Обычно она краснела легко и мило, но это не было похоже на ее розовый прелестный румянец. Она явно чувствовала себя неловко и тревожно. Она полностью отвернулась от меня и стала говорить быстро и монотонно:
– Я не осуждаю вас. Вы оба взрослые. Это целиком ваше дело. Я стараюсь быть тактичной. Кевин для меня как сын. Он вырос на моих глазах, и большинство матерей не хотело бы услышать, что...
Я должна была понять, к чему она клонит, гораздо раньше. Но ее мысли были так далеки от того, чем была занята моя голова, что я постигала ее очень медленно. Я начала хохотать, но затем поспешно обуздала себя: Би было не до смеха.
– Би, поверьте мне, я и Кевин не... – Я не воспользовалась первым же глаголом, который пришел мне в голову, и попыталась найти эвфемизм, чтобы не усиливать смущение Би. – Мы не спим вместе. Вы знаете, я без колебаний призналась бы в этом, если бы это было так.
– Нет, конечно, – голос Би стал более естественным и с оттенком юмора. Она повернулась. Сердитый румянец пошел на убыль, но щеки были еще красноватыми. – Поверьте, мне стыдно думать...

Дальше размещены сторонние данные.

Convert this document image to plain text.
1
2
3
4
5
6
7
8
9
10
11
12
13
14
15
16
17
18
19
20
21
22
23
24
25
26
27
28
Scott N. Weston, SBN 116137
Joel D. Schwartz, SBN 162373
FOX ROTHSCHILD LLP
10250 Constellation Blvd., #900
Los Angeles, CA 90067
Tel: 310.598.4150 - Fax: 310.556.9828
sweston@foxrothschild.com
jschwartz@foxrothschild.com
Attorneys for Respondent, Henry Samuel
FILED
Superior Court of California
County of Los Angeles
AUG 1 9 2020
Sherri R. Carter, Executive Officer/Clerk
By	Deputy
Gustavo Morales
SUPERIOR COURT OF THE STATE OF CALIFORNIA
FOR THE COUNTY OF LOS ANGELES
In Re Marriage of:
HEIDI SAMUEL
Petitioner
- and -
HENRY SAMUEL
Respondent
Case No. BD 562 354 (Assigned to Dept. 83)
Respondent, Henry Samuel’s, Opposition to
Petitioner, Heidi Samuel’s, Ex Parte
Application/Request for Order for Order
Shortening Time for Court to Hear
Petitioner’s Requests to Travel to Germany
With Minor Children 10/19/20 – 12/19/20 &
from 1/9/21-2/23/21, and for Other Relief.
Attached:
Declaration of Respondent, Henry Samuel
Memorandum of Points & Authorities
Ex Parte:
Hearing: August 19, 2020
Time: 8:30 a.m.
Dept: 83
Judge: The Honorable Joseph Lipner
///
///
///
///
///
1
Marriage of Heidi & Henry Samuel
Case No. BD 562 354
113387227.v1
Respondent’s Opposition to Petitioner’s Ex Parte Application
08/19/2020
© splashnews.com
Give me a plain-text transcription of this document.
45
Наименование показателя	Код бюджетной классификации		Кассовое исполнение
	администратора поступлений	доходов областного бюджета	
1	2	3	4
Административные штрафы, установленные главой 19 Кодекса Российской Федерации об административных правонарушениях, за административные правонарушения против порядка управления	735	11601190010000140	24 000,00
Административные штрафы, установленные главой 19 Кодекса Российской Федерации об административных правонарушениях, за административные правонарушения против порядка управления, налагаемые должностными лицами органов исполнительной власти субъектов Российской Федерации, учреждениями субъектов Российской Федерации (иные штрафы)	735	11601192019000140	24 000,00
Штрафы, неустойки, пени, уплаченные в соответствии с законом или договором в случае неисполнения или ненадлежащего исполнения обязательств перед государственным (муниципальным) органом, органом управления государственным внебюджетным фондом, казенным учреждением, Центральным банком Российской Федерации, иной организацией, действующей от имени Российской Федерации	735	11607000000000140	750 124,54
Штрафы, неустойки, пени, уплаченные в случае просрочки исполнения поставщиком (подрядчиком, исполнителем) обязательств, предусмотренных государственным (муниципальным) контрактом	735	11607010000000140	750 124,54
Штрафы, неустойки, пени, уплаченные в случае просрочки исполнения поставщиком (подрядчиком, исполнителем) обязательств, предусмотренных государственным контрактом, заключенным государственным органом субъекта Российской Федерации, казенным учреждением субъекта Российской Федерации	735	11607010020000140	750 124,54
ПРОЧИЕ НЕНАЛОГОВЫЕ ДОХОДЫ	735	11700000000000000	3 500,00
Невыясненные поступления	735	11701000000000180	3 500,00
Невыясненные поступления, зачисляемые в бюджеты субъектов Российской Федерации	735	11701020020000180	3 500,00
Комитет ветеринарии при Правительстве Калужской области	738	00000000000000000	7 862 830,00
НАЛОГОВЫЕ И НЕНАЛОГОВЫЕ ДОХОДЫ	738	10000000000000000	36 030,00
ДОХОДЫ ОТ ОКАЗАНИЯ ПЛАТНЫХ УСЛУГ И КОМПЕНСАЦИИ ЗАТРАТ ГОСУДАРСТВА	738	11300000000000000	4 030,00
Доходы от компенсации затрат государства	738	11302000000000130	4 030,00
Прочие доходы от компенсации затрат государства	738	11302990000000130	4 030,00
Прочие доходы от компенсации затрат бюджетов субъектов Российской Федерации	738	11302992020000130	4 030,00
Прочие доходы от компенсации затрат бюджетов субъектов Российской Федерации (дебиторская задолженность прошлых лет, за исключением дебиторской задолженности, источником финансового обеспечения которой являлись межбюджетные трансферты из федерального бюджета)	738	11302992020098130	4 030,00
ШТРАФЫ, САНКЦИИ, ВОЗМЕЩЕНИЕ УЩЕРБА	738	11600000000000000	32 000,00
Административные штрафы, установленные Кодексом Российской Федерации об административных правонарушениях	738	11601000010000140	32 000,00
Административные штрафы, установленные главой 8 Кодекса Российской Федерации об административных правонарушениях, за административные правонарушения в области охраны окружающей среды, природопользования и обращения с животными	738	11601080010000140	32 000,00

Она говорила таким тоном, словно ошибочно обвинила меня в убийстве или в хищении сбережений убогой старой леди. Мне пришлось напомнить себе, что для ее поколения подобные обвинения почти равноценны. И действительно, с нашей стороны было бы необдуманно, зная взгляды Би, заниматься нашими делами так близко к ней, когда в доме оставалась дюжина незанятых комнат и акры площадей. Я представила себе занятия любовью на бильярдном столе, или на коврике в библиотеке, или под навесом, где хранились горшки, и не смогла снова не расхохотаться.
– Забудем об этом, – сказала я великодушно. – Единственная вещь, которая меня удивляет, – как вы могли подумать, что у нас с Кевином такого рода отношения. Даже у нашего распущенного поколения сексуальная активность предполагает определенную степень эмоционального влечения. Кевин же относится ко мне как к сестре.
В глазах Би все еще не исчезло волнение.
– Я думала об этом, Энн. Я была разочарована, потому что я начала надеяться, что вы... Но это действительно не мое дело.
– Я могу уверить вас, что, если мы решим... жить более дружественно, мы будем делать это в уединении, – сказала я. – Вам нет нужды менять комнату.
– Вы не поняли меня. – Следующая волна краски залила ее лицо. – Я слышу все и ничего не могу поделать с этим. Энн, если это не вы, то кто?
Ее слова ударили меня, подобно пощечине, особенно слово «кто». Говоря об услышанных ею звуках, она не употребила слово «что». Совершенно обдуманно она выбрала личное местоимение.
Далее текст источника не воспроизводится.